- Ganister Ganister
- Coordinates: 40°28′25″N 78°13′36″W﻿ / ﻿40.47361°N 78.22667°W
- Country: United States
- State: Pennsylvania
- County: Blair
- Township: Woodbury

Area
- • Total: 0.015 sq mi (0.04 km^{2})
- • Land: 0.015 sq mi (0.04 km^{2})
- • Water: 0 sq mi (0.00 km^{2})
- Elevation: 876 ft (267 m)

Population (2020)
- • Total: 11
- • Density: 784.3/sq mi (302.81/km^{2})
- Time zone: UTC-5 (Eastern (EST))
- • Summer (DST): UTC-4 (EDT)
- ZIP Code: 16693 (Williamsburg)
- Area codes: 814/582
- FIPS code: 42-28360
- GNIS feature ID: 2805505

= Ganister, Pennsylvania =

Unincorporated community in Pennsylvania, US

Ganister is an unincorporated community and census-designated place (CDP) in Blair County, Pennsylvania, United States. It was first listed as a CDP prior to the 2020 census.

==Geography==
The CDP is in eastern Blair County, in the northwestern part of Woodbury Township. It is bordered to the north by the Frankstown Branch Juniata River and to the west by its tributary, Piney Creek. Catharine Township is to the north across the Frankstown Branch.
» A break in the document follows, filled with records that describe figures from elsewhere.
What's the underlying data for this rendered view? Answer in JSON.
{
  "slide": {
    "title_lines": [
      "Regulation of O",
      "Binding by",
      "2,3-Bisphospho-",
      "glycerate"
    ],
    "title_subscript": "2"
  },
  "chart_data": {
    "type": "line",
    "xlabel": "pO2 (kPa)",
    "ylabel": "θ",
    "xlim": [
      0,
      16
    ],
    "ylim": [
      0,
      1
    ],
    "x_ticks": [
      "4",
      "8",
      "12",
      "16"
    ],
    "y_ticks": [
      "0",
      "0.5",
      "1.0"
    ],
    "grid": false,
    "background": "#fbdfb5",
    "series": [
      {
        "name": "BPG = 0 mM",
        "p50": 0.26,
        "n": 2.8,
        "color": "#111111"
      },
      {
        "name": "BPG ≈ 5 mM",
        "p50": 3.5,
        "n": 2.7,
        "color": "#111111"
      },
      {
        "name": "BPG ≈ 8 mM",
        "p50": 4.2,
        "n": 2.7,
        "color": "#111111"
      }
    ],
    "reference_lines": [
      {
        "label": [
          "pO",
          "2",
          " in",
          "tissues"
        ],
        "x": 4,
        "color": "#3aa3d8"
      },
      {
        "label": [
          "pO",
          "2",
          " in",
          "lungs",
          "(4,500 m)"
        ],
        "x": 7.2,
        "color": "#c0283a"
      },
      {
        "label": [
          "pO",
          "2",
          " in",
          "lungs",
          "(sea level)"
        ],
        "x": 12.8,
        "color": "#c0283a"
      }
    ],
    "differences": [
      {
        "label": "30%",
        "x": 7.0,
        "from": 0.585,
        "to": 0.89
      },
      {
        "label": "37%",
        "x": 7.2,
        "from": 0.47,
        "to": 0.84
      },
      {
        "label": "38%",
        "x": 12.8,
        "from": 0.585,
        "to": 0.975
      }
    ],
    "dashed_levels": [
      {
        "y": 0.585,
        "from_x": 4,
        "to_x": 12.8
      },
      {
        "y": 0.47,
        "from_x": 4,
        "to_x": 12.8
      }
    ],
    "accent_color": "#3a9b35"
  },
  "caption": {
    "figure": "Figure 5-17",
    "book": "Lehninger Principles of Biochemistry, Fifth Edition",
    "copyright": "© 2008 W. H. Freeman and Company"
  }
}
Pennsylvania Route 866 forms the northeastern border of the Ganister CDP; it leads southeast (downriver) 2 mi to Williamsburg and northwest, upriver through the Lock Mountain / Short Mountain water gap, 2 mi to U.S. Route 22 near Point View.

The limestone quarry in Ganister is currently owned by Grannas Brothers, Inc.

==Demographics==

Historical population
| Census | Pop. | Note | %± |
| 2020 | 11 |  | — |
U.S. Decennial Census

==Education==
It is in the Williamsburg Community School District.